Shape of TF-IDF matrix: (9070, 8388)
---------------------------------------------------------------------------------------------------------
TF-IDF Vocabulary: ['aapl' 'aaron' 'ab' ... 'zuckerberg' 'zynga' 'zzzs']
---------------------------------------------------------------------------------------------------------
Vocabulary size: 8388
---------------------------------------------------------------------------------------------------------
TF-IDF Representation: [[0. 0. 0. ... 0. 0. 0.]
 [0. 0. 0. ... 0. 0. 0.]
 [0. 0. 0. ... 0. 0. 0.]
 ...
 [0. 0. 0. ... 0. 0. 0.]
 [0. 0. 0. ... 0. 0. 0.]
 [0. 0. 0. ... 0. 0. 0.]]


TF-IDF assigns higher weight to words that are important in a specific tweet but rare across all tweets.
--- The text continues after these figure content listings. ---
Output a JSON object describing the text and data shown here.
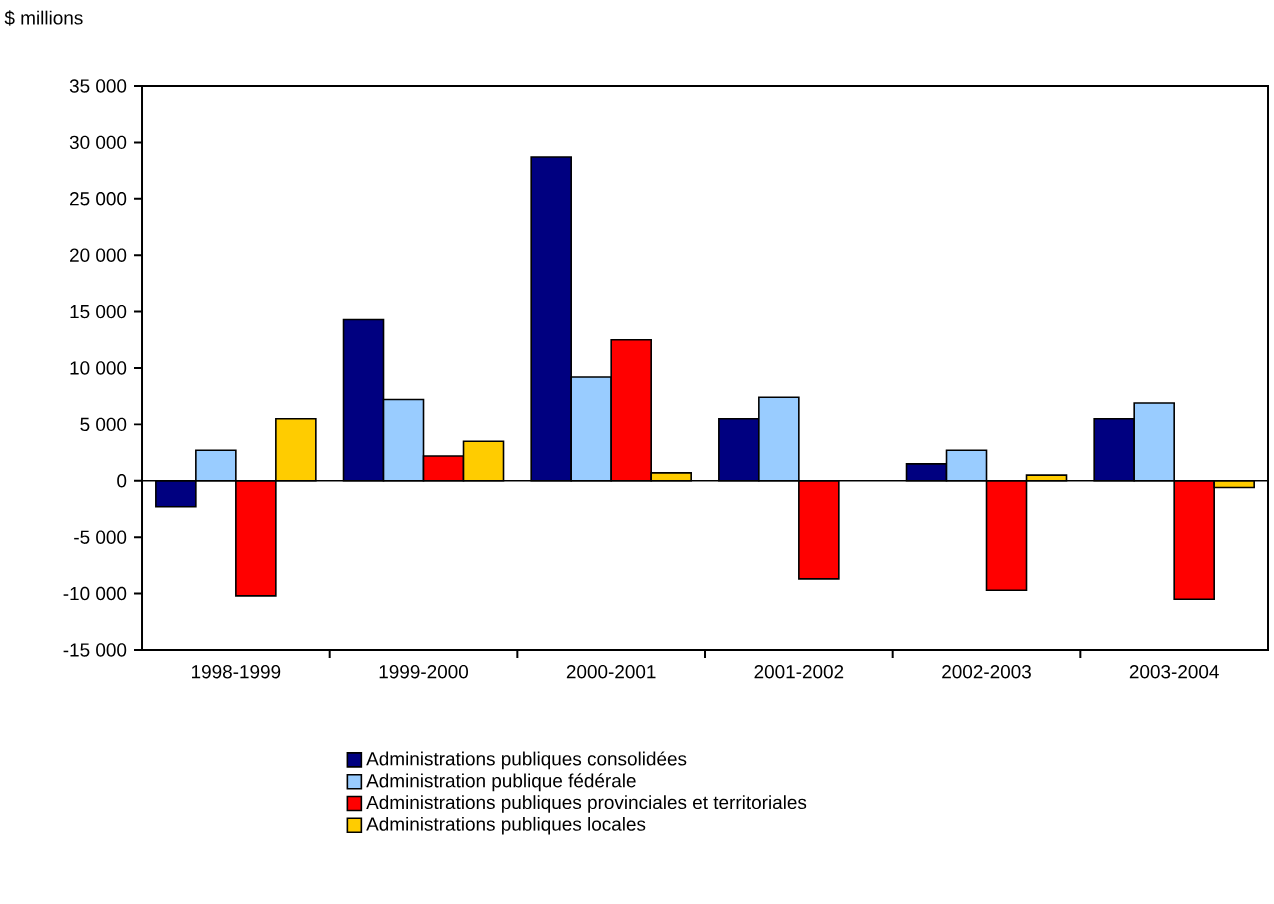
{
  "chart_data": {
    "type": "bar",
    "ylabel": "$ millions",
    "categories": [
      "1998-1999",
      "1999-2000",
      "2000-2001",
      "2001-2002",
      "2002-2003",
      "2003-2004"
    ],
    "series": [
      {
        "name": "Administrations publiques consolidées",
        "color": "#000080",
        "values": [
          -2300,
          14300,
          28700,
          5500,
          1500,
          5500
        ]
      },
      {
        "name": "Administration publique fédérale",
        "color": "#99ccff",
        "values": [
          2700,
          7200,
          9200,
          7400,
          2700,
          6900
        ]
      },
      {
        "name": "Administrations publiques provinciales et territoriales",
        "color": "#ff0000",
        "values": [
          -10200,
          2200,
          12500,
          -8700,
          -9700,
          -10500
        ]
      },
      {
        "name": "Administrations publiques locales",
        "color": "#ffcc00",
        "values": [
          5500,
          3500,
          700,
          null,
          500,
          -600
        ]
      }
    ],
    "ylim": [
      -15000,
      35000
    ],
    "yticks": [
      {
        "value": -15000,
        "label": "-15 000"
      },
      {
        "value": -10000,
        "label": "-10 000"
      },
      {
        "value": -5000,
        "label": "-5 000"
      },
      0,
      {
        "value": 5000,
        "label": "5 000"
      },
      {
        "value": 10000,
        "label": "10 000"
      },
      {
        "value": 15000,
        "label": "15 000"
      },
      {
        "value": 20000,
        "label": "20 000"
      },
      {
        "value": 25000,
        "label": "25 000"
      },
      {
        "value": 30000,
        "label": "30 000"
      },
      {
        "value": 35000,
        "label": "35 000"
      }
    ],
    "legend": "bottom"
  }
}
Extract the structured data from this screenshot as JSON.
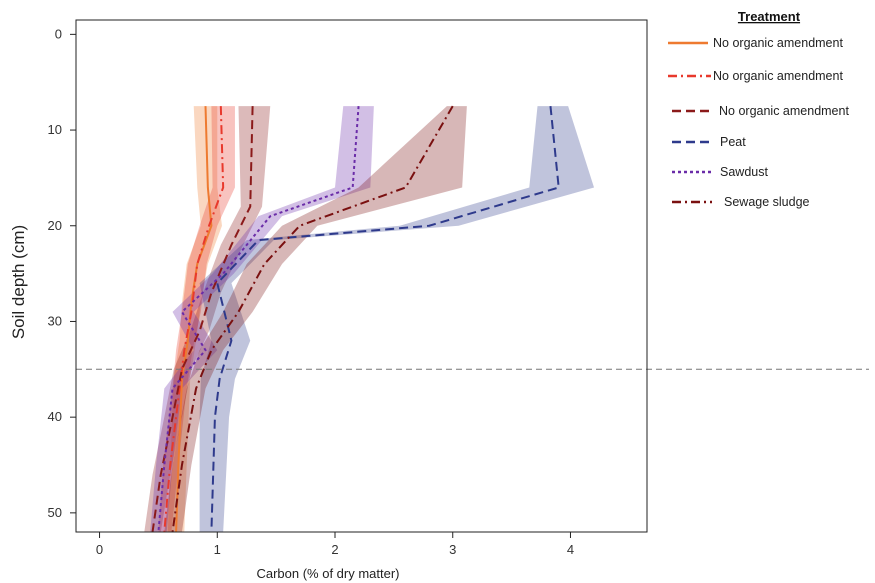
{
  "chart_data": {
    "type": "line",
    "xlabel": "Carbon (% of dry matter)",
    "ylabel": "Soil depth (cm)",
    "xlim": [
      -0.2,
      4.65
    ],
    "ylim": [
      52,
      -1.5
    ],
    "y_reversed": true,
    "xticks": [
      0,
      1,
      2,
      3,
      4
    ],
    "yticks": [
      0,
      10,
      20,
      30,
      40,
      50
    ],
    "grid": false,
    "reference_line": {
      "y": 35,
      "style": "dashed"
    },
    "legend": {
      "title": "Treatment",
      "position": "right"
    },
    "series": [
      {
        "name": "No organic amendment",
        "color": "#ee7a30",
        "dash": "solid",
        "depth": [
          7.5,
          16,
          20,
          24,
          28,
          32,
          36,
          45,
          52
        ],
        "values": [
          0.9,
          0.92,
          0.95,
          0.83,
          0.78,
          0.75,
          0.7,
          0.67,
          0.65
        ],
        "band_low": [
          0.8,
          0.83,
          0.86,
          0.74,
          0.7,
          0.68,
          0.63,
          0.6,
          0.58
        ],
        "band_high": [
          1.0,
          1.0,
          1.04,
          0.92,
          0.86,
          0.82,
          0.77,
          0.74,
          0.72
        ]
      },
      {
        "name": "No organic amendment",
        "color": "#e8392c",
        "dash": "dashdot",
        "depth": [
          7.5,
          16,
          20,
          24,
          29,
          33,
          37,
          45,
          52
        ],
        "values": [
          1.03,
          1.05,
          0.93,
          0.83,
          0.78,
          0.72,
          0.68,
          0.6,
          0.55
        ],
        "band_low": [
          0.95,
          0.96,
          0.85,
          0.75,
          0.7,
          0.65,
          0.62,
          0.54,
          0.5
        ],
        "band_high": [
          1.15,
          1.15,
          1.0,
          0.91,
          0.86,
          0.79,
          0.74,
          0.67,
          0.61
        ]
      },
      {
        "name": "No organic amendment",
        "color": "#8b1a1a",
        "dash": "dashed",
        "depth": [
          7.5,
          18,
          22,
          27,
          31,
          35,
          40,
          46,
          52
        ],
        "values": [
          1.3,
          1.28,
          1.12,
          0.95,
          0.85,
          0.7,
          0.62,
          0.52,
          0.45
        ],
        "band_low": [
          1.18,
          1.2,
          1.03,
          0.88,
          0.77,
          0.63,
          0.55,
          0.45,
          0.38
        ],
        "band_high": [
          1.45,
          1.38,
          1.22,
          1.03,
          0.93,
          0.78,
          0.7,
          0.6,
          0.52
        ]
      },
      {
        "name": "Peat",
        "color": "#2e3a8c",
        "dash": "dashed",
        "depth": [
          7.5,
          16,
          20,
          21.5,
          26,
          32,
          36,
          40,
          52
        ],
        "values": [
          3.83,
          3.9,
          2.8,
          1.35,
          1.0,
          1.12,
          1.02,
          0.98,
          0.95
        ],
        "band_low": [
          3.72,
          3.65,
          2.55,
          1.25,
          0.85,
          0.95,
          0.86,
          0.85,
          0.85
        ],
        "band_high": [
          3.98,
          4.2,
          3.05,
          1.48,
          1.12,
          1.28,
          1.15,
          1.1,
          1.05
        ]
      },
      {
        "name": "Sawdust",
        "color": "#6a2ca8",
        "dash": "dotted",
        "depth": [
          7.5,
          16,
          19,
          25,
          29,
          33,
          37,
          45,
          52
        ],
        "values": [
          2.2,
          2.15,
          1.45,
          1.05,
          0.7,
          0.9,
          0.62,
          0.55,
          0.5
        ],
        "band_low": [
          2.07,
          2.0,
          1.35,
          0.96,
          0.62,
          0.8,
          0.55,
          0.48,
          0.43
        ],
        "band_high": [
          2.33,
          2.3,
          1.55,
          1.14,
          0.8,
          1.0,
          0.7,
          0.62,
          0.57
        ]
      },
      {
        "name": "Sewage sludge",
        "color": "#7a1010",
        "dash": "dashdot",
        "depth": [
          7.5,
          16,
          20,
          24,
          29,
          33,
          37,
          45,
          52
        ],
        "values": [
          3.0,
          2.6,
          1.7,
          1.4,
          1.18,
          0.95,
          0.82,
          0.7,
          0.62
        ],
        "band_low": [
          2.95,
          2.2,
          1.55,
          1.25,
          1.05,
          0.85,
          0.74,
          0.62,
          0.55
        ],
        "band_high": [
          3.12,
          3.08,
          1.85,
          1.55,
          1.3,
          1.05,
          0.9,
          0.78,
          0.7
        ]
      }
    ]
  }
}
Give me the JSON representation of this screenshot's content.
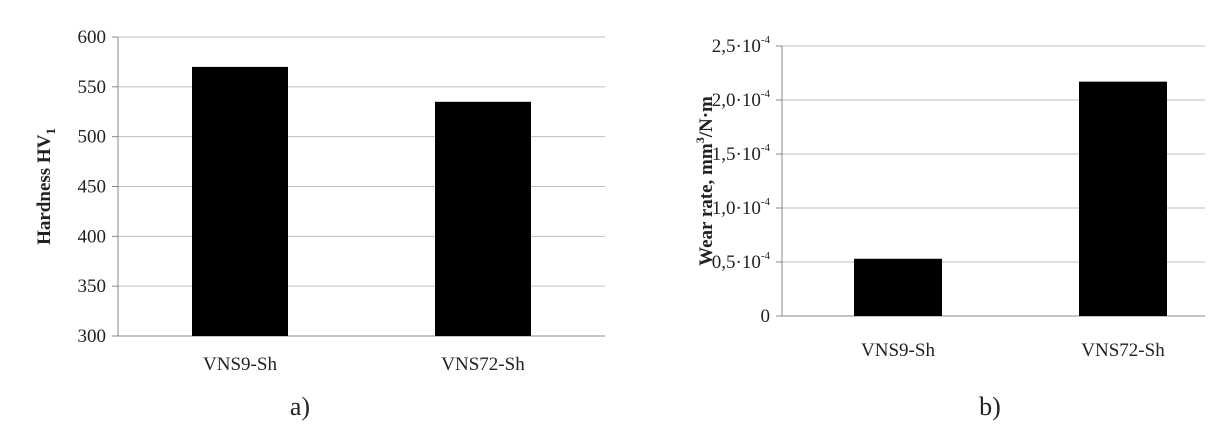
{
  "chart_data": [
    {
      "type": "bar",
      "panel_label": "a)",
      "categories": [
        "VNS9-Sh",
        "VNS72-Sh"
      ],
      "values": [
        570,
        535
      ],
      "ylabel": "Hardness HV",
      "ylabel_sub": "1",
      "ylim": [
        300,
        600
      ],
      "yticks": [
        300,
        350,
        400,
        450,
        500,
        550,
        600
      ],
      "ytick_labels": [
        "300",
        "350",
        "400",
        "450",
        "500",
        "550",
        "600"
      ],
      "grid": true,
      "bar_color": "#000000",
      "grid_color": "#bfbfbf"
    },
    {
      "type": "bar",
      "panel_label": "b)",
      "categories": [
        "VNS9-Sh",
        "VNS72-Sh"
      ],
      "values": [
        5.3e-05,
        0.000217
      ],
      "ylabel": "Wear rate, mm",
      "ylabel_sup": "3",
      "ylabel_tail": "/N·m",
      "ylim": [
        0,
        0.00025
      ],
      "yticks": [
        0,
        5e-05,
        0.0001,
        0.00015,
        0.0002,
        0.00025
      ],
      "ytick_labels": [
        {
          "base": "0",
          "exp": ""
        },
        {
          "base": "0,5·10",
          "exp": "-4"
        },
        {
          "base": "1,0·10",
          "exp": "-4"
        },
        {
          "base": "1,5·10",
          "exp": "-4"
        },
        {
          "base": "2,0·10",
          "exp": "-4"
        },
        {
          "base": "2,5·10",
          "exp": "-4"
        }
      ],
      "grid": true,
      "bar_color": "#000000",
      "grid_color": "#bfbfbf"
    }
  ]
}
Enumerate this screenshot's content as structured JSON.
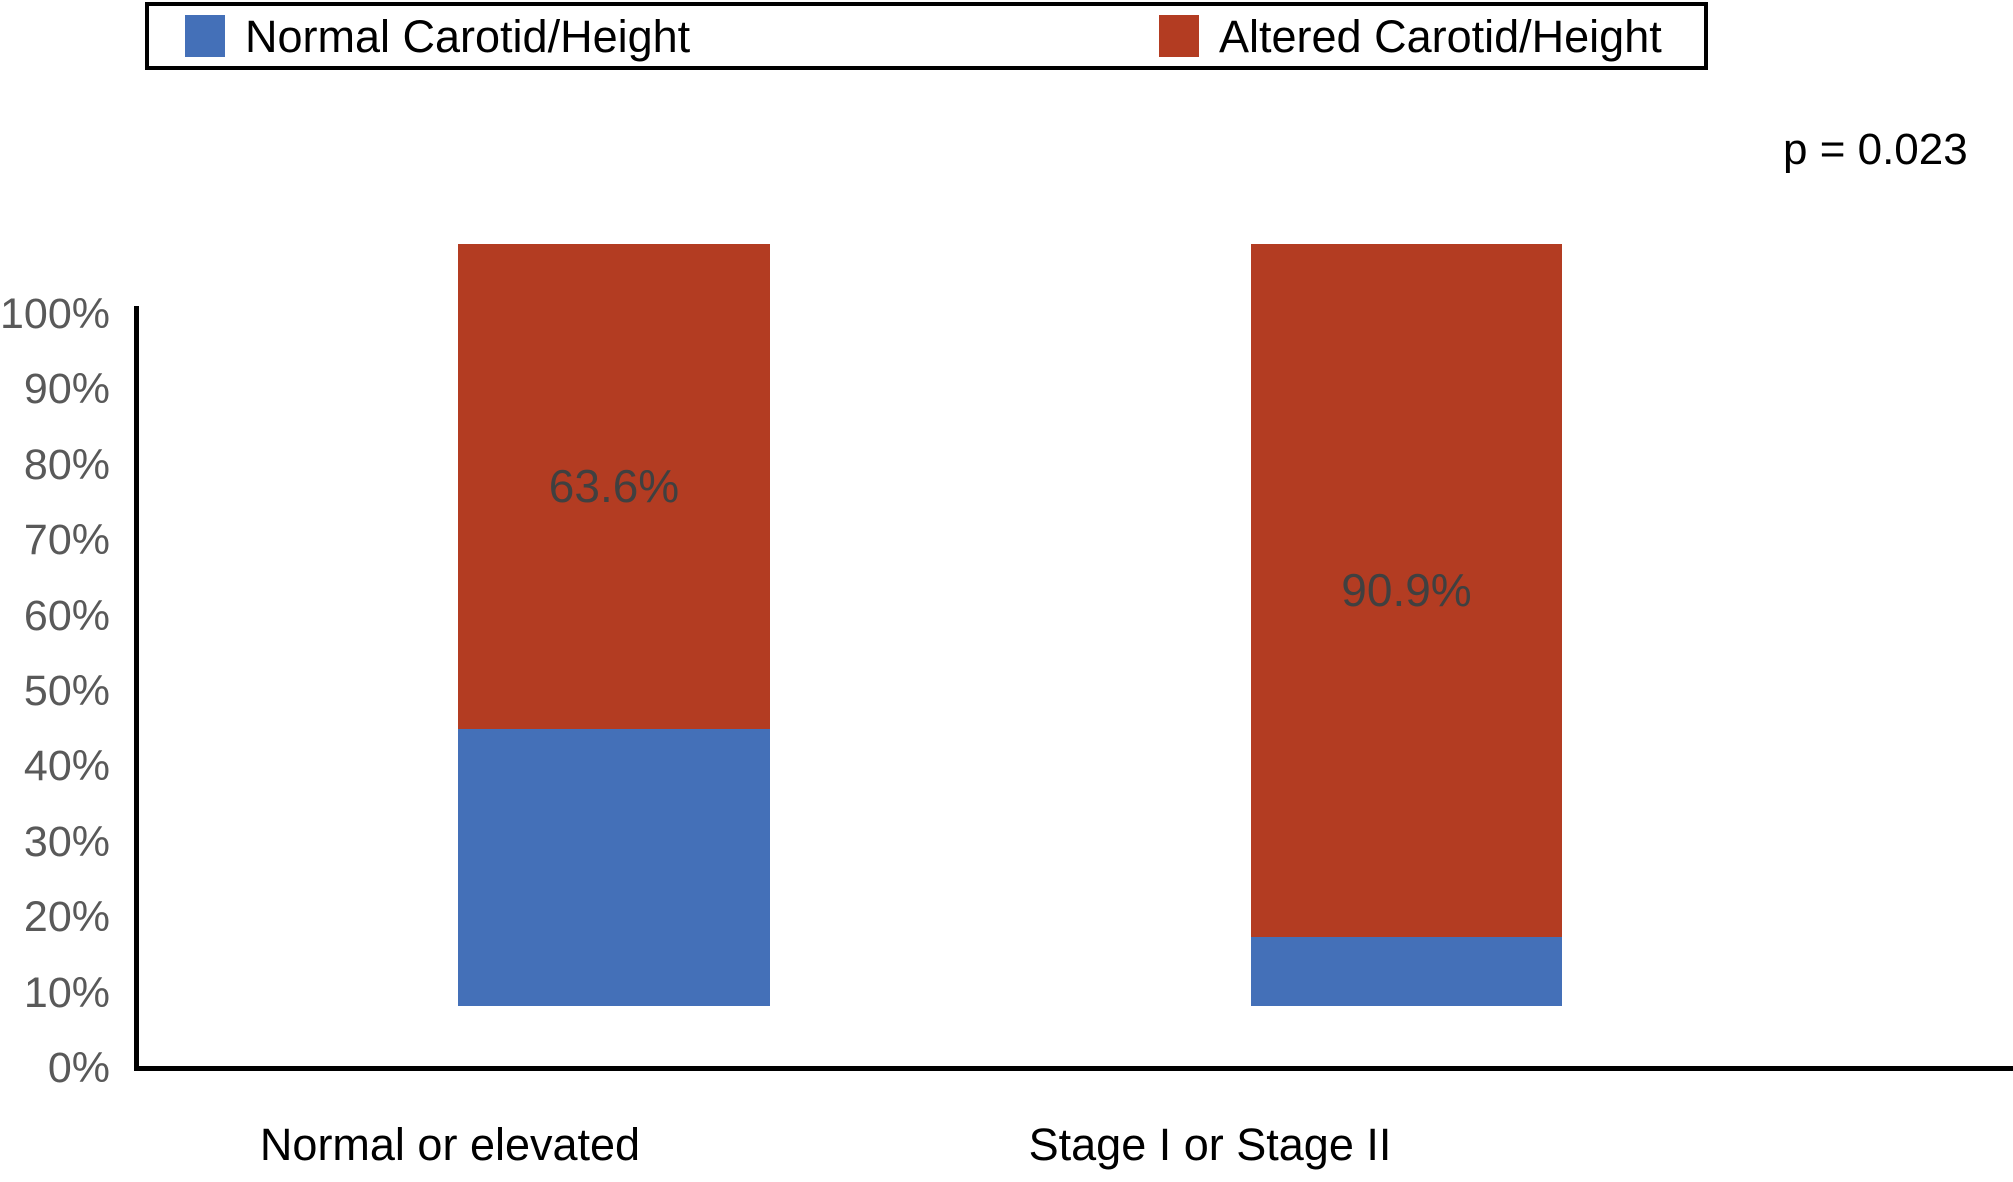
{
  "chart_data": {
    "type": "bar",
    "subtype": "stacked-100-percent",
    "title": "",
    "categories": [
      "Normal or elevated",
      "Stage I or Stage II"
    ],
    "series": [
      {
        "name": "Normal Carotid/Height",
        "color": "#4470B8",
        "values": [
          36.4,
          9.1
        ]
      },
      {
        "name": "Altered Carotid/Height",
        "color": "#B33C22",
        "values": [
          63.6,
          90.9
        ]
      }
    ],
    "segment_labels": [
      "63.6%",
      "90.9%"
    ],
    "annotation": "p = 0.023",
    "y_axis": {
      "ticks": [
        "100%",
        "90%",
        "80%",
        "70%",
        "60%",
        "50%",
        "40%",
        "30%",
        "20%",
        "10%",
        "0%"
      ],
      "range": [
        0,
        100
      ],
      "grid": false
    },
    "legend_position": "top",
    "label_color": "#404040",
    "tick_color": "#595959",
    "axis_color": "#000000"
  }
}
It also helps the model focus on meaningful words that carry sentiments.


In [33]:
# Using CountVectorizer or Bag of Words(BoW)

#Initialize the vectorizer
vectorizer = CountVectorizer()

#Fit and transform cleaned text
X_bow = vectorizer.fit_transform(df["clean_text"])

print("Shape of Bag-of-Words matrix:", X_bow.shape)
print("-------"*15)
print("Bag-of-Words Vocabulary:", vectorizer.get_feature_names_out())
print("-------"*15)
print("Vocabulary size:", len(vectorizer.get_feature_names_out()))
print("-------"*15)
print("Bag-of-Words Representation:", X_bow.toarray())

Shape of Bag-of-Words matrix: (9070, 8388)
---------------------------------------------------------------------------------------------------------
Bag-of-Words Vocabulary: ['aapl' 'aaron' 'ab' ... 'zuckerberg' 'zynga' 'zzzs']
---------------------------------------------------------------------------------------------------------
Vocabulary size: 8388
---------------------------------------------------------------------------------------------------------
Bag-of-Words Representation: [[0 0 0 ... 0 0 0]
 [0 0 0 ... 0 0 0]
 [0 0 0 ... 0 0 0]
 ...
 [0 0 0 ... 0 0 0]
 [0 0 0 ... 0 0 0]
 [0 0 0 ... 0 0 0]]


Bag-of-Words (CountVectorizer) captures the raw frequency of words in each tweet, and is useful as a baseline model providing a straightforward representation of text.

Using both approches allows comparison of feature representations and model performance. While TF-IDF often yields better results for sentiment classification, BoW provides a simple, interpretable baseline.